CAROL LOOMIS: I promise you, this question did not come from Susan Lucci. However, it does concern dividend policy. It came from Peter Sargent of Yardley, Pennsylvania.
And to ask that, he quotes from principle number 9 of the “Owner’s Manual.” And Warren wrote there, quote:
“We feel noble intentions should be checked periodically against results. We test the wisdom of retaining earnings by assessing whether retention over time delivers shareholders at least $1 of market value for each $1 retained. To date, this test has been met.” Now, this was written some time ago.
“We will continue to apply it on a 5-year rolling basis. As our net worth grows, it more difficult to use retained earnings wisely.”
So I’m now quoting the questioner here:
“The recent annual report made me think about the performance of both the company and the stock price. Berkshire seems to have done quite well in the past few years. But the stock price seems to have not quite kept pace.

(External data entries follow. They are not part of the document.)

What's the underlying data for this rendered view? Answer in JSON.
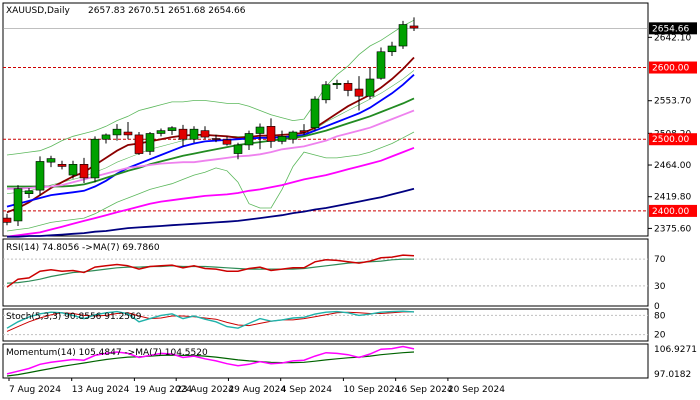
{
  "header": {
    "symbol": "XAUUSD,Daily",
    "ohlc": "2657.83 2670.51 2651.68 2654.66"
  },
  "colors": {
    "bull": "#00a000",
    "bear": "#e00000",
    "sma_fast": "#8b0000",
    "sma_20": "#0000ff",
    "sma_55": "#228b22",
    "sma_100": "#ee82ee",
    "sma_200": "#ff00ff",
    "sma_slow": "#000080",
    "bollinger": "#5cb85c",
    "level_line": "#cc0000",
    "current_price_bg": "#000000",
    "level_bg": "#ff0000",
    "rsi": "#cc0000",
    "rsi_ma": "#2e8b57",
    "stoch_main": "#20b2aa",
    "stoch_signal": "#cc0000",
    "momentum": "#ff00ff",
    "momentum_ma": "#006400",
    "grid": "#c0c0c0"
  },
  "main_axis": {
    "ticks": [
      "2642.10",
      "2553.70",
      "2508.20",
      "2464.00",
      "2419.80",
      "2375.60"
    ],
    "current_price": "2654.66",
    "levels": [
      "2600.00",
      "2500.00",
      "2400.00"
    ]
  },
  "rsi": {
    "label": "RSI(14) 74.8056 ->MA(7) 69.7860",
    "ticks": [
      "70",
      "30",
      "0"
    ]
  },
  "stoch": {
    "label": "Stoch(5,3,3) 90.8556 91.2569",
    "ticks": [
      "80",
      "20"
    ]
  },
  "momentum": {
    "label": "Momentum(14) 105.4847 ->MA(7) 104.5520",
    "ticks": [
      "106.9271",
      "97.0182"
    ]
  },
  "chart_data": {
    "type": "candlestick",
    "symbol": "XAUUSD",
    "timeframe": "Daily",
    "x_tick_labels": [
      "7 Aug 2024",
      "13 Aug 2024",
      "19 Aug 2024",
      "23 Aug 2024",
      "29 Aug 2024",
      "4 Sep 2024",
      "10 Sep 2024",
      "16 Sep 2024",
      "20 Sep 2024"
    ],
    "y_range": [
      2365,
      2690
    ],
    "candles": [
      {
        "o": 2390,
        "h": 2396,
        "l": 2380,
        "c": 2384
      },
      {
        "o": 2386,
        "h": 2436,
        "l": 2379,
        "c": 2431
      },
      {
        "o": 2424,
        "h": 2432,
        "l": 2418,
        "c": 2428
      },
      {
        "o": 2429,
        "h": 2476,
        "l": 2421,
        "c": 2469
      },
      {
        "o": 2468,
        "h": 2477,
        "l": 2461,
        "c": 2473
      },
      {
        "o": 2465,
        "h": 2470,
        "l": 2458,
        "c": 2462
      },
      {
        "o": 2450,
        "h": 2470,
        "l": 2445,
        "c": 2465
      },
      {
        "o": 2465,
        "h": 2474,
        "l": 2439,
        "c": 2446
      },
      {
        "o": 2446,
        "h": 2504,
        "l": 2440,
        "c": 2500
      },
      {
        "o": 2500,
        "h": 2508,
        "l": 2494,
        "c": 2506
      },
      {
        "o": 2506,
        "h": 2521,
        "l": 2498,
        "c": 2514
      },
      {
        "o": 2510,
        "h": 2524,
        "l": 2500,
        "c": 2506
      },
      {
        "o": 2506,
        "h": 2510,
        "l": 2478,
        "c": 2480
      },
      {
        "o": 2483,
        "h": 2510,
        "l": 2478,
        "c": 2508
      },
      {
        "o": 2508,
        "h": 2515,
        "l": 2504,
        "c": 2512
      },
      {
        "o": 2512,
        "h": 2518,
        "l": 2506,
        "c": 2516
      },
      {
        "o": 2514,
        "h": 2520,
        "l": 2490,
        "c": 2500
      },
      {
        "o": 2500,
        "h": 2518,
        "l": 2495,
        "c": 2514
      },
      {
        "o": 2512,
        "h": 2518,
        "l": 2500,
        "c": 2503
      },
      {
        "o": 2501,
        "h": 2506,
        "l": 2496,
        "c": 2500
      },
      {
        "o": 2499,
        "h": 2504,
        "l": 2491,
        "c": 2493
      },
      {
        "o": 2480,
        "h": 2495,
        "l": 2472,
        "c": 2492
      },
      {
        "o": 2492,
        "h": 2512,
        "l": 2485,
        "c": 2508
      },
      {
        "o": 2508,
        "h": 2522,
        "l": 2486,
        "c": 2517
      },
      {
        "o": 2518,
        "h": 2529,
        "l": 2488,
        "c": 2497
      },
      {
        "o": 2497,
        "h": 2512,
        "l": 2493,
        "c": 2504
      },
      {
        "o": 2500,
        "h": 2512,
        "l": 2494,
        "c": 2510
      },
      {
        "o": 2512,
        "h": 2521,
        "l": 2506,
        "c": 2510
      },
      {
        "o": 2516,
        "h": 2560,
        "l": 2512,
        "c": 2556
      },
      {
        "o": 2555,
        "h": 2581,
        "l": 2550,
        "c": 2576
      },
      {
        "o": 2576,
        "h": 2583,
        "l": 2570,
        "c": 2578
      },
      {
        "o": 2578,
        "h": 2582,
        "l": 2560,
        "c": 2568
      },
      {
        "o": 2570,
        "h": 2588,
        "l": 2540,
        "c": 2560
      },
      {
        "o": 2560,
        "h": 2600,
        "l": 2556,
        "c": 2584
      },
      {
        "o": 2585,
        "h": 2628,
        "l": 2583,
        "c": 2622
      },
      {
        "o": 2622,
        "h": 2636,
        "l": 2616,
        "c": 2630
      },
      {
        "o": 2630,
        "h": 2665,
        "l": 2626,
        "c": 2660
      },
      {
        "o": 2658,
        "h": 2670,
        "l": 2651,
        "c": 2655
      }
    ],
    "moving_averages": [
      {
        "key": "sma_fast",
        "values": [
          2398,
          2404,
          2412,
          2422,
          2432,
          2440,
          2448,
          2454,
          2464,
          2474,
          2484,
          2492,
          2494,
          2497,
          2500,
          2503,
          2505,
          2506,
          2506,
          2505,
          2504,
          2502,
          2503,
          2505,
          2505,
          2506,
          2507,
          2509,
          2516,
          2526,
          2536,
          2546,
          2554,
          2562,
          2572,
          2584,
          2598,
          2614
        ]
      },
      {
        "key": "sma_20",
        "values": [
          2406,
          2410,
          2414,
          2418,
          2422,
          2424,
          2426,
          2428,
          2434,
          2442,
          2452,
          2460,
          2466,
          2472,
          2478,
          2484,
          2490,
          2494,
          2497,
          2498,
          2499,
          2500,
          2501,
          2502,
          2502,
          2503,
          2504,
          2506,
          2512,
          2518,
          2524,
          2530,
          2536,
          2544,
          2554,
          2564,
          2576,
          2590
        ]
      },
      {
        "key": "sma_55",
        "values": [
          2434,
          2434,
          2434,
          2434,
          2434,
          2434,
          2435,
          2437,
          2441,
          2446,
          2451,
          2456,
          2460,
          2465,
          2469,
          2473,
          2477,
          2480,
          2483,
          2486,
          2489,
          2492,
          2494,
          2496,
          2498,
          2500,
          2502,
          2504,
          2508,
          2512,
          2517,
          2522,
          2527,
          2532,
          2538,
          2544,
          2550,
          2557
        ]
      },
      {
        "key": "sma_100",
        "values": [
          2431,
          2431,
          2432,
          2433,
          2434,
          2436,
          2440,
          2444,
          2448,
          2452,
          2456,
          2460,
          2462,
          2464,
          2466,
          2467,
          2468,
          2468,
          2470,
          2472,
          2474,
          2476,
          2477,
          2479,
          2482,
          2486,
          2488,
          2490,
          2494,
          2498,
          2504,
          2508,
          2512,
          2516,
          2522,
          2528,
          2534,
          2540
        ]
      },
      {
        "key": "sma_200",
        "values": [
          2364,
          2366,
          2368,
          2370,
          2374,
          2378,
          2382,
          2386,
          2390,
          2394,
          2398,
          2402,
          2406,
          2410,
          2413,
          2415,
          2417,
          2419,
          2421,
          2422,
          2423,
          2425,
          2428,
          2430,
          2433,
          2436,
          2440,
          2444,
          2447,
          2450,
          2454,
          2458,
          2462,
          2466,
          2470,
          2476,
          2482,
          2488
        ]
      },
      {
        "key": "sma_slow",
        "values": [
          2364,
          2364,
          2365,
          2365,
          2366,
          2367,
          2368,
          2369,
          2371,
          2372,
          2374,
          2376,
          2377,
          2378,
          2379,
          2380,
          2381,
          2382,
          2383,
          2384,
          2385,
          2386,
          2388,
          2390,
          2392,
          2394,
          2397,
          2399,
          2402,
          2404,
          2407,
          2410,
          2413,
          2416,
          2419,
          2423,
          2427,
          2431
        ]
      }
    ],
    "bollinger": {
      "upper": [
        2478,
        2480,
        2482,
        2484,
        2490,
        2498,
        2504,
        2508,
        2512,
        2518,
        2526,
        2532,
        2540,
        2544,
        2548,
        2552,
        2552,
        2554,
        2554,
        2552,
        2550,
        2550,
        2546,
        2540,
        2534,
        2530,
        2526,
        2528,
        2550,
        2574,
        2590,
        2602,
        2618,
        2630,
        2638,
        2648,
        2658,
        2666
      ],
      "middle": [
        2424,
        2426,
        2428,
        2432,
        2436,
        2440,
        2444,
        2448,
        2454,
        2460,
        2468,
        2474,
        2480,
        2486,
        2490,
        2494,
        2498,
        2502,
        2504,
        2506,
        2504,
        2504,
        2504,
        2504,
        2504,
        2504,
        2504,
        2506,
        2514,
        2524,
        2532,
        2540,
        2548,
        2556,
        2564,
        2574,
        2584,
        2596
      ],
      "lower": [
        2372,
        2374,
        2376,
        2380,
        2384,
        2386,
        2388,
        2390,
        2396,
        2404,
        2412,
        2418,
        2424,
        2430,
        2434,
        2438,
        2444,
        2450,
        2454,
        2460,
        2456,
        2440,
        2410,
        2404,
        2404,
        2430,
        2462,
        2482,
        2478,
        2474,
        2474,
        2476,
        2478,
        2482,
        2488,
        2494,
        2502,
        2510
      ]
    },
    "rsi": {
      "range": [
        0,
        100
      ],
      "value": [
        28,
        40,
        42,
        52,
        54,
        52,
        53,
        50,
        58,
        60,
        62,
        60,
        55,
        59,
        60,
        61,
        57,
        60,
        56,
        55,
        52,
        52,
        56,
        58,
        53,
        55,
        57,
        57,
        66,
        69,
        68,
        66,
        64,
        67,
        72,
        73,
        76,
        75
      ],
      "ma": [
        34,
        35,
        37,
        40,
        44,
        47,
        50,
        51,
        53,
        55,
        57,
        58,
        58,
        59,
        59,
        60,
        59,
        59,
        59,
        58,
        57,
        56,
        55,
        55,
        55,
        55,
        55,
        56,
        58,
        60,
        62,
        64,
        65,
        66,
        67,
        69,
        70,
        70
      ]
    },
    "stoch": {
      "range": [
        0,
        100
      ],
      "main": [
        40,
        60,
        75,
        85,
        90,
        88,
        80,
        70,
        82,
        88,
        92,
        85,
        60,
        70,
        80,
        85,
        70,
        78,
        68,
        60,
        45,
        40,
        55,
        70,
        62,
        66,
        72,
        74,
        84,
        90,
        92,
        88,
        80,
        84,
        90,
        92,
        93,
        91
      ],
      "signal": [
        30,
        45,
        60,
        72,
        82,
        88,
        86,
        80,
        78,
        80,
        86,
        88,
        78,
        70,
        72,
        78,
        78,
        76,
        72,
        68,
        58,
        50,
        48,
        55,
        62,
        66,
        66,
        70,
        76,
        82,
        88,
        90,
        88,
        86,
        86,
        88,
        91,
        91
      ]
    },
    "momentum": {
      "range": [
        97.0182,
        106.9271
      ],
      "value": [
        98.2,
        99.0,
        99.8,
        101.0,
        101.6,
        102.0,
        102.4,
        102.2,
        103.6,
        104.2,
        104.6,
        104.2,
        103.0,
        103.6,
        104.2,
        104.0,
        103.0,
        103.4,
        102.6,
        102.0,
        101.2,
        100.6,
        101.0,
        101.8,
        101.2,
        101.4,
        102.0,
        102.2,
        103.4,
        104.4,
        104.2,
        103.8,
        103.0,
        104.0,
        105.4,
        105.6,
        106.2,
        105.5
      ],
      "ma": [
        97.6,
        98.0,
        98.6,
        99.2,
        99.8,
        100.4,
        100.9,
        101.4,
        101.9,
        102.4,
        102.8,
        103.1,
        103.2,
        103.4,
        103.6,
        103.7,
        103.6,
        103.6,
        103.4,
        103.1,
        102.7,
        102.3,
        102.0,
        101.8,
        101.6,
        101.5,
        101.5,
        101.6,
        101.9,
        102.3,
        102.6,
        102.9,
        103.1,
        103.4,
        103.8,
        104.1,
        104.4,
        104.6
      ]
    }
  }
}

“So I looked at the last five years of earnings per share. They’re on page 26 of the annual report. And they add up, in total, to $29,207.
“As you probably know, the closing price of Berkshire on December 31st, 2008 was 84,250. If you add the 29,207 per share of retained earnings to this, you come up with a, quote, ‘minimum market value of 113,457.’
“Since Berkshire closed on 12/31/2008 at 96,600” — oh, wait, I have read something wrong here.
“The closing price of Berkshire on 12/31/2003 was 84,250.
“And since Berkshire closed on 12/31/2008 at 96,600, and it’s been lower than that since, and is now around that now, it would seem that the market value has not increased for each $1 retained.
“Assuming my analysis is correct, it raises the question of whether or not Berkshire will pay a dividend in the coming year or not.”
WARREN BUFFETT: Well, we’ll now have a short quiz on that program — (laughter) — on the question.
The earnings, incidentally, of the 5-year period would include gains from things that were listed in unrealized appreciation at the end of the period.
In other words, some of those were actually built into the asset value at the time, but then become realized.
But the truth is if you take all of the money we earned in the five years, and the stocks, bonds, businesses purchased, and you sold them for cash on December 31st, 2008, we would not have — we would’ve had a loss on that, I mean, under the conditions that existed on December 31st, 2008.
I think that’s probably true of almost all capital programs that were (inaudible) — if you really measured it by what you could’ve sold, the businesses we bought — we love those businesses.
But there was no market to speak of for many businesses at that time. And security values were down significantly.
So I would say that he’s absolutely right, that measured on the value on December 31st, 2008, that the reinvested earnings had not produced a dollar market value at that particular market point.
Now, I would say this, that we also say we measure our business performance against the S&P. And we use book value as a conservative proxy for intrinsic business value.
We think intrinsic business value is higher, but we use that as a proxy. And we’ve done that consistently throughout the history of Berkshire.
And during that 5-year period — or during any — we’ve never had a 5-year period when we’ve under-performed the S&P, in terms of the — what I would call the intrinsic value measure of Berkshire.
And, as I said a few years ago, it’s — as we get larger, it’s much harder to do that, and we’ll settle for a couple of points better.
But so far, that test has been made — been met. And it’s been met while we reinvested all earnings.
So I think that we still have got the burden of — we still should have to prove by the fact that Berkshire will sell above the earnings we’ve retained. Berkshire sells above it — every dollar that’s been retained at Berkshire translates even today into more than a dollar of market value.
But I would certainly say that if you took the five years and just sold all the things we bought during that period at that price, that there would be a loss.
Charlie?
CHARLIE MUNGER: Yeah, I don’t get too excited about these oddball things that happen once every 50 years.
If you’re reasonably prepared for them and you’re dented a little on the bottom tick, and other people are suffering a lot more, and unusual opportunities are coming to you that you don’t see under other conditions, I don’t think we deserve any salt tears.